If the Immigration and Passports DG had his way, you’d never truly be rid of your ex
You will never get rid of your ex if the director-general of immigration and passports, Mustafa Jamal Kazi, gets his way. He told Geo News in a recent interview that he believed divorced women should have their former spouse’s name on their passport to prove the parentage of their children. Someone stop this man!
The issue was highlighted through the case of a woman named Khadija Bukhari, who was told by the passport issuing authority to get a new ID card bearing the name of her husband in order to obtain a new passport even though her information was up to date in the Nadra system. As if the same ministry isn’t overseeing both departments. Her matter is currently in court as she had the sensible idea to overturn the entire system — a true girlboss.
A committee has been formed by Interior Minister Mohsin Naqvi to deliberate on the issue of women being required to have their husband’s names on their passports, which is in contradiction to the Nadra option to retain your father’s name on your ID card after marriage.
Kazi was invited on a Geo TV morning show to discuss Bukhari’s case but the conversation ended up devolving to how to verify parentage via passports — only the mother’s, of course. To be clear — it is not being stated that Kazi’s comments are to be taken as policy. He said he believed that this should be the case and that amendments should be brought in to the existing passport policy to include an ex-husband’s name on a woman’s passport. But he’s the head of the immigration and passports department, so his musings have more weight than the average person’s and therefore must be considered with due caution. You never know which middle-aged man’s musings the government will adopt into policy.
His logic is astounding and deeply flawed. It seems to bank on the fact that one woman will only have ever married and divorced one man. If a woman has two children from two different husbands, does she put both husband’s names on her passport? Will her passport bear a laundry list of names if she marries a third time? If she divorces all three husbands, her passport would bear the names of all three men and her father. We wonder if there’d be enough room for her own name in the booklet if that were the case.
If the question, as he claimed, is of a child’s parentage, then a child’s passport should bear the names of both parents. By that logic should the wife’s name not be on the husband’s passport as well?

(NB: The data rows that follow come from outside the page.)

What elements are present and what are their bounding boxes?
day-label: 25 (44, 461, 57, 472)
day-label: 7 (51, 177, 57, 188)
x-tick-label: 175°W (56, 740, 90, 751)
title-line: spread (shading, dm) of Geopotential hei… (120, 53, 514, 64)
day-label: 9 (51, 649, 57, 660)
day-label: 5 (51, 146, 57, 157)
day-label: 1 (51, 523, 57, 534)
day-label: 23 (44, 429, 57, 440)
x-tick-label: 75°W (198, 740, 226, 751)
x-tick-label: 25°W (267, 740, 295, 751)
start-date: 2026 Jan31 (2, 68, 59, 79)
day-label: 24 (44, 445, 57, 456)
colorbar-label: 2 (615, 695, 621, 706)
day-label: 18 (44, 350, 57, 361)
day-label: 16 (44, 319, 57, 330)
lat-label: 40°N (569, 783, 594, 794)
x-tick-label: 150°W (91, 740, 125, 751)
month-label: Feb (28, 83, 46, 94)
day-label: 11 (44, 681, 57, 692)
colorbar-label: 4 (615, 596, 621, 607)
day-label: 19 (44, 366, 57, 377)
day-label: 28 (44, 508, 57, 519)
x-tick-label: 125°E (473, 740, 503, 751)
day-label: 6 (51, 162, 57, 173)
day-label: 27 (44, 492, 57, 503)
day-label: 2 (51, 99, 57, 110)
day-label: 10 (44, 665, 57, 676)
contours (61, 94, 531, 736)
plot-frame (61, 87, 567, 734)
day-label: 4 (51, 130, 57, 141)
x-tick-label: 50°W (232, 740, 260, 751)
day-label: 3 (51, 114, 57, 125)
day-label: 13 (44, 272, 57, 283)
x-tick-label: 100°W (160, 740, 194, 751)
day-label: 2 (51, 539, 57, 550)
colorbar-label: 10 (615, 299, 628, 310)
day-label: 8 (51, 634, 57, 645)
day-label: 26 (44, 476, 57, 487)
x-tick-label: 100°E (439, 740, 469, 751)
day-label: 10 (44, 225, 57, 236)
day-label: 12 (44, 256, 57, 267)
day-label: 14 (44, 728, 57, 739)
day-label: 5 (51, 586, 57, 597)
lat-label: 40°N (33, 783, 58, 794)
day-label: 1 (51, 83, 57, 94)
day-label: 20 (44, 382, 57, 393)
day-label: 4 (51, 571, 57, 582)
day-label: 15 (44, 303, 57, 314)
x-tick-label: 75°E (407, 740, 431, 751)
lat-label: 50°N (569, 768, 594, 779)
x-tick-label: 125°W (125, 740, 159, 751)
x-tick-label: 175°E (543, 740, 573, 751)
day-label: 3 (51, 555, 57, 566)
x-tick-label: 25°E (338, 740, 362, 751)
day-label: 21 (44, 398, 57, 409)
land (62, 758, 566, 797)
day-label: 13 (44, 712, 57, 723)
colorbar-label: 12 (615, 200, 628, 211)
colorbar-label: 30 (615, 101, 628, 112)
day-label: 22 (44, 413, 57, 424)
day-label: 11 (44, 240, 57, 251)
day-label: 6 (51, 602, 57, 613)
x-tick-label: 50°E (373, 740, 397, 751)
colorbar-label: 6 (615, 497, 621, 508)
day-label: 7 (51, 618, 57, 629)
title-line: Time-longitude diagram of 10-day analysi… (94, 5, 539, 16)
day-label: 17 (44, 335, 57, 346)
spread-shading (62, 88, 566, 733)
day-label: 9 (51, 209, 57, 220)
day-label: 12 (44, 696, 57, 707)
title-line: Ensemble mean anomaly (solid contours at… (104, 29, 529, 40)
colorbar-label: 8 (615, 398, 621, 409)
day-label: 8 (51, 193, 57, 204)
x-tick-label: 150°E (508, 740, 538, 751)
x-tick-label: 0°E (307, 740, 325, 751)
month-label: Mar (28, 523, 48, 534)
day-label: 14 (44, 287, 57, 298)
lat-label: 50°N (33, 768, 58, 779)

He also claimed that there is no database abroad allowing border control authorities in foreign countries access to information on Pakistani citizens, which is why your child’s parentage must be reflected in your passport. This is the 21st century, does Pakistan really not have a system through which this basic information can be shared with foreign countries? And whatever happened to our FRC, which is being asked for by multiple countries in their visa processes.
This is actually quite believable — a colleague recently travelled abroad and at immigration, when she asked if there was no system through which the border control authorities could cross-check her visa status in another country, she was met with a chuckle and an admonition for thinking Pakistan’s system was this “Hi-Fi”.
Currently, the law requires that a woman have her husband’s name on her passport. We believe there’s no mention of requiring your ex-husband’s name on your passport but we can’t be too sure — at the time of writing this piece, the website for the Directorate General of Immigration and Passports was down. We should have expected this.
As the Geo anchors pointed out, many men abandon their families and their (ex) wives and children are left high and dry. The burden of deadbeat fathers and husbands often falls on women. Must they then be dependent on the whims of the man in order to get a passport or any other form of ID? The answer to that is yes.
In 2018, a woman named Tatheer Fatima petitioned the Supreme Court to allow her to use the last name Bint-e-Pakistan and remove her father’s name from her documents so that she could get an ID card — the father in question hadn’t registered the young woman and so she wasn’t able to apply for one. The court dismissed her petition.
Even when a woman is rid of said man, the idea that she would forever be required to have his name on her identification documents is ridiculous. You can’t choose your parents, but you can choose your spouse and when a woman has chosen to leave said spouse, why must she be reminded forever that she was married to him?
And what about all those documents that the government requires for everything? By Kazi’s own admission, divorces are often acrimonious endeavours, so why then would he make women go through an added layer of irritation for their passport?
The world has moved on and so has Pakistan, in some ways, but it seems a Pakistani woman will never really be rid of her ex.